A crítica ou autocrítica foi outro sentido que a exposição podia ter tomado, frisando os paradoxos da obra de Mapplethorpe. Se há fotografias que humanizam, pela sexualidade, pelo olhar, pela pose, pelos gestos (Larry and Bob Kissing, Dennis Speight), outras transformam os corpos em abstracções, formas puras, seres angelicais, produtos de uma composição soberana (o conjunto Thomas ou Ken Moody and Robert Sherman). Esta tensão culmina nas séries das orquídeas que, expostas numa sala pintada de azul, se assemelham a objectos, formas geométricas destituídas de vida.
Nas duas salas em que os menores de 18 anos só podem entrar acompanhados por adultos (e alguns ficaram à porta da exposição, sob a atenção dos telemóveis), estão, respectivamente, as fotografias sexualmente mais explícitas e as que retratam práticas de cariz sadomasoquista em que Robert Mapplethorpe se envolvia frequentemente.
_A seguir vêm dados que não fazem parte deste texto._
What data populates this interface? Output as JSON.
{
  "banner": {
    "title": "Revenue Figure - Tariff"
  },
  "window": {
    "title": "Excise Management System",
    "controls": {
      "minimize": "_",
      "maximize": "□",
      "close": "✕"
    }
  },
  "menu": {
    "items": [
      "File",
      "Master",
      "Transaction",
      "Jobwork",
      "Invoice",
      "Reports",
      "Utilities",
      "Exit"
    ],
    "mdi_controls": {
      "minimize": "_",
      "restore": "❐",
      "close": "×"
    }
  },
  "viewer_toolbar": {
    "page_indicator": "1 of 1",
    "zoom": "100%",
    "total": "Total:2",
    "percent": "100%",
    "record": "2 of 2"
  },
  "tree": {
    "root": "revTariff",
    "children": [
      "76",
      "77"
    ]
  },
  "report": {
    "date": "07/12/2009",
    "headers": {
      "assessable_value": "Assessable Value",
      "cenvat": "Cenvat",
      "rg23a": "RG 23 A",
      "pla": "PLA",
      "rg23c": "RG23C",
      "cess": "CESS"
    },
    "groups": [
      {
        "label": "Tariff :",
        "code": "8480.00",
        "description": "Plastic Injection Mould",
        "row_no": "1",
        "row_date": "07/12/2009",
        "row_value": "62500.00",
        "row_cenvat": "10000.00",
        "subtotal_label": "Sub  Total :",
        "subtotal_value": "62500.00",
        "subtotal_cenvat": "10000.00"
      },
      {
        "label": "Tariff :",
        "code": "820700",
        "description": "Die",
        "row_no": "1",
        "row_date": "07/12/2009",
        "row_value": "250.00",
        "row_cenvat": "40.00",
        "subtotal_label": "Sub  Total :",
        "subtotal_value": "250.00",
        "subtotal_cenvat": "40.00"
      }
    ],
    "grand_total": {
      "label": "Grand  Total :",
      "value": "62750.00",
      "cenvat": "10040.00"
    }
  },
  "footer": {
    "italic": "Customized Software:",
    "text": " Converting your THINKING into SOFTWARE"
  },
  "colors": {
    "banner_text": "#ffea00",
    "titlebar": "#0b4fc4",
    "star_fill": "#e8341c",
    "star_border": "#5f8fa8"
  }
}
São momentos desiguais na exposição e sobre os quais é sempre pobre um juízo encerrado no elogio da arte pela arte (a arte é sempre mais do que arte). Na primeira sala, as polaroids de práticas sexuais, provenientes da intimidade de Mappethorpe e Walgaft, equivalem, com subtileza insuficiente, a dor ao prazer, enquanto os nus (erotizados) enfatizam o desejo (de ser fotografado e de fotografar). Há uma redundância em algumas destas imagens que se repete na sala final. Sobressai uma vontade de iluminar o obsceno, mas este fecha-se na sala, classificado pela fotografia, distante, grosseiro, mudo, como se fosse impossível dignificar práticas sexuais das quais a violência nunca está totalmente ausente.
Mais interessante, mais provocatório permanece um trabalho como Bill, New York (1976) que traz o espectador (qualquer que seja o seu género ou sexualidade) para o seu centro, colocando-o e espelhando-o entre duas fotografias de falos erectos. Nesse momento, a exposição liberta-se e, sob o olhar de Mapplethorpe (ora mefistofélico, ora receoso, ora risonho), rompem, no museu, o desejo, o medo, a inquietação, o voyeurismo e o humor.